David Cameron has backed the principles behind Lord Justice Leveson's recommendation for a tougher regulatory body for the press.
But he says he has "serious concerns and misgivings" over bringing in laws to underpin any new body.
In a first for the coalition, deputy PM Nick Clegg spoke after the PM and disagreed, saying such a watchdog was both "proportionate and workable".
Labour called the report "measured" and backed its conclusions "unequivocally".
Mr Cameron, Mr Clegg and Labour leader Ed Miliband met for the first in a series of cross-party talks, following the Commons debate.
A senior Labour source said Mr Cameron had agreed, during the 30 minute negotiations, to ask the Department for Culture, Media and Sport (DCMS) to draft a bill to implement Lord Justice Leveson's recommendation.
The source added that Labour would push for a Commons vote on implementing the recommendation in principle by the end of January. There is set to be a full Commons debate on Leveson on Monday.
In his 2,000-page report, Lord Justice Leveson said the press must create a new and tough regulator but it had to be backed by legislation to ensure it was effective.
He said the press had failed to properly regulate itself in the past, but he believed the law could be used to "validate" a new body.
Mr Cameron told MPs that legislation backing a regulatory body could "cross the Rubicon" by writing elements of press regulation into the law for the first time.
"The danger is that this would create a vehicle for politicians, whether today or some time in the future, to impose regulation and obligations on the press, something Lord Justice Leveson himself wishes to avoid," he said.
"I believe there may be alternative options for putting in place incentives providing reassurance to the public and ensuring the Leveson principles of regulation are put in place, and these options should be explored."
The prime minister said the press should be given a "limited period of time" to put a new system in place.
"While no one wants to see full statutory regulation, the status quo is not an option," he warned.
He added: "The real test is not whether this body is backed by statute or not.
"The real test is: Can it fine newspapers? Can it call editors to account? Can it get front page apologies?
"That's what people want to know and that's what we need to deliver."
However, the deputy prime minister, who gave a separate statement to MPs, said he disagreed with Mr Cameron and was prepared to back the regulatory system set out by Leveson.
"I understand the entirely legitimate reasons why some members of this House are wary of using legislation," he said.

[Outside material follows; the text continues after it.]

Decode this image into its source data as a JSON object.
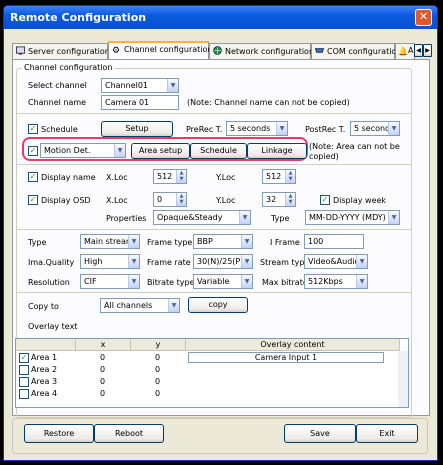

"I have thought long and hard about this. I'm a liberal, I don't make laws for the sake of it - and certainly not when it comes to the press.
"Indeed, when I gave my own evidence to the inquiry, I made the point that, if we could create a rigorous, independent system of regulation which covers all of the major players, without any changes to the law, of course we should.
"But no one has yet come up with a way of doing that.
"Lord Justice Leveson has considered these issues at length. He has found that changing the law is the only way to guarantee a system of self-regulation which seeks to cover all of the press."
Mr Clegg did raise concerns about the report's recommendations on data protection and the suggestion that it should be Ofcom - which regulates the broadcast media - which independently verifies the new press watchdog.
Labour leader Ed Miliband said his party "unequivocally endorse both the principles set out and his (Leveson's) central recommendations".
He said: "After 70 years and seven reports which have gone nowhere, now is the time to act.
"The case is compelling. The evidence is overwhelming.
"This is a once-in-a-generation opportunity to make change the public can trust."